I ran across an intriguing example of this a decade ago.  It involved a French-based multinational company with substantial operations in Canada.  In 1999, it embarked on two major projects in Canada: an $85 million expansion of an operation in Hamilton and a $150 million plant in Edmonton.

 

They were both carried out within the same division of the French company, one based in Texas. They both were under the direction of the same executive, a Canadian living in Texas.

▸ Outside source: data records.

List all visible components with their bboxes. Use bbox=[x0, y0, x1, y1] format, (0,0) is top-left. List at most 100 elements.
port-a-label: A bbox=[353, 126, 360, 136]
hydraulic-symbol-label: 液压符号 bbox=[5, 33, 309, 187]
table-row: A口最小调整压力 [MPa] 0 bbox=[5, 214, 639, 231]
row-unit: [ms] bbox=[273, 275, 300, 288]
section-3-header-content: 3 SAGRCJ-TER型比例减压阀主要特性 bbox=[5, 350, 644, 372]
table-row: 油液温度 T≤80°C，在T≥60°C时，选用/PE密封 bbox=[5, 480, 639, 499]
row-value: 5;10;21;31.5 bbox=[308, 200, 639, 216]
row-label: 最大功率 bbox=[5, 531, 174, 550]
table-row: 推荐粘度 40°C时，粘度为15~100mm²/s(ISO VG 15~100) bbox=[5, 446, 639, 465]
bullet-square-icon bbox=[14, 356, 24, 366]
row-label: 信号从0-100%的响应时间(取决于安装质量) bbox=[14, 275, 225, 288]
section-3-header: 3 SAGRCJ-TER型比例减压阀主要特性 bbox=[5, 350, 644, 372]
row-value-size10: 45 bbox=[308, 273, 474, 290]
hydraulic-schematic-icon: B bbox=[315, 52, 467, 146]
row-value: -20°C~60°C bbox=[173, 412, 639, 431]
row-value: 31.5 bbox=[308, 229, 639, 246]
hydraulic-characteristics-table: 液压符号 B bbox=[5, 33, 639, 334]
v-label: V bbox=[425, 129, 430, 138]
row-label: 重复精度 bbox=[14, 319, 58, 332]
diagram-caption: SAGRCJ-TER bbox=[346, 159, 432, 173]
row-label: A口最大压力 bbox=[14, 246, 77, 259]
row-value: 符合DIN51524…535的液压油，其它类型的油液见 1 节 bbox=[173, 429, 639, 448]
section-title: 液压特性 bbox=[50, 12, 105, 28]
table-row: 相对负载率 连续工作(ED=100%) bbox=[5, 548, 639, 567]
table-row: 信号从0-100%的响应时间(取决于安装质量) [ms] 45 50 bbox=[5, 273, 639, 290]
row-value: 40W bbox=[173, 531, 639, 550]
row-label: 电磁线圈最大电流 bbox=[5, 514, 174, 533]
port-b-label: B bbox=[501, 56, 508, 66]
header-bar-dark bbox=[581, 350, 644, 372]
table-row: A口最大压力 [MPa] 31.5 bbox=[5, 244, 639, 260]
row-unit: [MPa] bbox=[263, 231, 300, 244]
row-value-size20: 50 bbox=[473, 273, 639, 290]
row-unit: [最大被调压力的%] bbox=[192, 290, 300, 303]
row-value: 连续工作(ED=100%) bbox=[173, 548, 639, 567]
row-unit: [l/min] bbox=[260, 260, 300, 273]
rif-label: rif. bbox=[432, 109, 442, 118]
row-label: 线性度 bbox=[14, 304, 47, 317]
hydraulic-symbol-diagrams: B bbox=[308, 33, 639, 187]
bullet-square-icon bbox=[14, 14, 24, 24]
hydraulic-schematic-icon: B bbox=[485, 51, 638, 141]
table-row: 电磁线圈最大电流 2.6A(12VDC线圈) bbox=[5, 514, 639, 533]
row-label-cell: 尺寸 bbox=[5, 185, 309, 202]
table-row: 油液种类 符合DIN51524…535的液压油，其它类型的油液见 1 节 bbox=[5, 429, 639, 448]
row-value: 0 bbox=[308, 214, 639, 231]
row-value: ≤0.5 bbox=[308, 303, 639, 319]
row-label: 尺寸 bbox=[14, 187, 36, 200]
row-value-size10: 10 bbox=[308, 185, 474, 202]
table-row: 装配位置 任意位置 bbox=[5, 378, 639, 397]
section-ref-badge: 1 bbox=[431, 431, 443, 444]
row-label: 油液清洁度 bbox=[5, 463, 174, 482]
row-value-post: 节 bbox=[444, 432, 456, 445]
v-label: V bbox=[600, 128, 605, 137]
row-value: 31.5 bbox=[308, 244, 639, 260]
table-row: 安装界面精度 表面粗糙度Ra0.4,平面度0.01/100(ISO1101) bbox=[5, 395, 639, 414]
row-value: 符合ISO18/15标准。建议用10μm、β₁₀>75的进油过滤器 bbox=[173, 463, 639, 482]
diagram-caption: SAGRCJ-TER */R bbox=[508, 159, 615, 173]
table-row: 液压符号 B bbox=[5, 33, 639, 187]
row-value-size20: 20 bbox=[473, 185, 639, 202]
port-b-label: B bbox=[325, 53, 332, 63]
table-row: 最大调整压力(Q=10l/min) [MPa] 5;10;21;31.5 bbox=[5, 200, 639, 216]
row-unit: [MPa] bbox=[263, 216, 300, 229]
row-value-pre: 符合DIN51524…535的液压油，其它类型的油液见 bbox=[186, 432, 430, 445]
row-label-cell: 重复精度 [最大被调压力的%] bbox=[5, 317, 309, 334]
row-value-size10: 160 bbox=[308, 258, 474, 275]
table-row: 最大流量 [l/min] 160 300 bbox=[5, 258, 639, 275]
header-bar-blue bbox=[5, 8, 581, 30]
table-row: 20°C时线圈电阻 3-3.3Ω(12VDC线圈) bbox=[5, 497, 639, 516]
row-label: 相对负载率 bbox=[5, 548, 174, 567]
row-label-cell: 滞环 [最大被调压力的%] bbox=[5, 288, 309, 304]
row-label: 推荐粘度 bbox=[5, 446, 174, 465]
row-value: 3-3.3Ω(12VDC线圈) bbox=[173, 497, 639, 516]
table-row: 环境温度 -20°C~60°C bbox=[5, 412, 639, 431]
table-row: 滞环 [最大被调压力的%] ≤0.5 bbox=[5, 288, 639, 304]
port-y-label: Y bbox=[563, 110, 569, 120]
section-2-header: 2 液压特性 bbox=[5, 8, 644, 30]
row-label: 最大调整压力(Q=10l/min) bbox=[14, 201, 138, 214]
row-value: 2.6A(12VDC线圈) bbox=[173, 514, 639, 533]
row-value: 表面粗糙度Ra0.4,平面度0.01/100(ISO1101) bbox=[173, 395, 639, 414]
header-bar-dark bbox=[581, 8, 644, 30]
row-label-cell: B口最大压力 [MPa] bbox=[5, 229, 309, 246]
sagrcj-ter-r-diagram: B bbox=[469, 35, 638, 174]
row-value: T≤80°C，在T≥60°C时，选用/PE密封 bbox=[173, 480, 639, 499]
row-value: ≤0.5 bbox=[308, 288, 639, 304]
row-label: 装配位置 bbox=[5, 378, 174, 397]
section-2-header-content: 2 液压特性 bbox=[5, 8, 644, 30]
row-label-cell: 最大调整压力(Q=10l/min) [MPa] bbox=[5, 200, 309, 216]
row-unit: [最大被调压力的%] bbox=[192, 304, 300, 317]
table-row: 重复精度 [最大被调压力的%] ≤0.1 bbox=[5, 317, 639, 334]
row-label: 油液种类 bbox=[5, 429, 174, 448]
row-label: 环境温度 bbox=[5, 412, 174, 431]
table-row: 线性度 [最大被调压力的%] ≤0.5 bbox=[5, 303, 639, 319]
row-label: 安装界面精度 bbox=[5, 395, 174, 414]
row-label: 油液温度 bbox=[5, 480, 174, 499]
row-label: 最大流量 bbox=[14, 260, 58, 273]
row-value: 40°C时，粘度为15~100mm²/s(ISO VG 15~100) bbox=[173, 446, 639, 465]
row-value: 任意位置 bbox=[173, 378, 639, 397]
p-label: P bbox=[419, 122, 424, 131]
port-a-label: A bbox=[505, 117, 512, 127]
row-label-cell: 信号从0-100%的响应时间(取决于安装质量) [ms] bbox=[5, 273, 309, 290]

But the project managers came from two different locations, those working in Hamilton from France, and those running Edmonton from Houston.

 

After the projects had been completed, the company did a detailed comparison and discovered that the Hamilton project had twice as much European content as the Edmonton one.  And the Edmonton project had double the American content of the Hamilton one.

 

Same French company, same American division, same Canadian executive in charge, but the personal networks of the individuals in charge at the plant level had a huge impact on where purchases were made, on where trade flowed.

 

So as Canadians think about our economic future, about how we plan to prosper in the global economy, we should understand the role that our bilingual heritage has played in and continues to play in shaping an important competitive advantage.  We should be proud of that and we should make the most of it.

 

We do well in the world because, through our experience with English-French bilingualism, we learn early an important skill, the ability to bridge divides of language and culture.  Looking forward, however, we need to conscious that bilingualism is a beginning, not an end.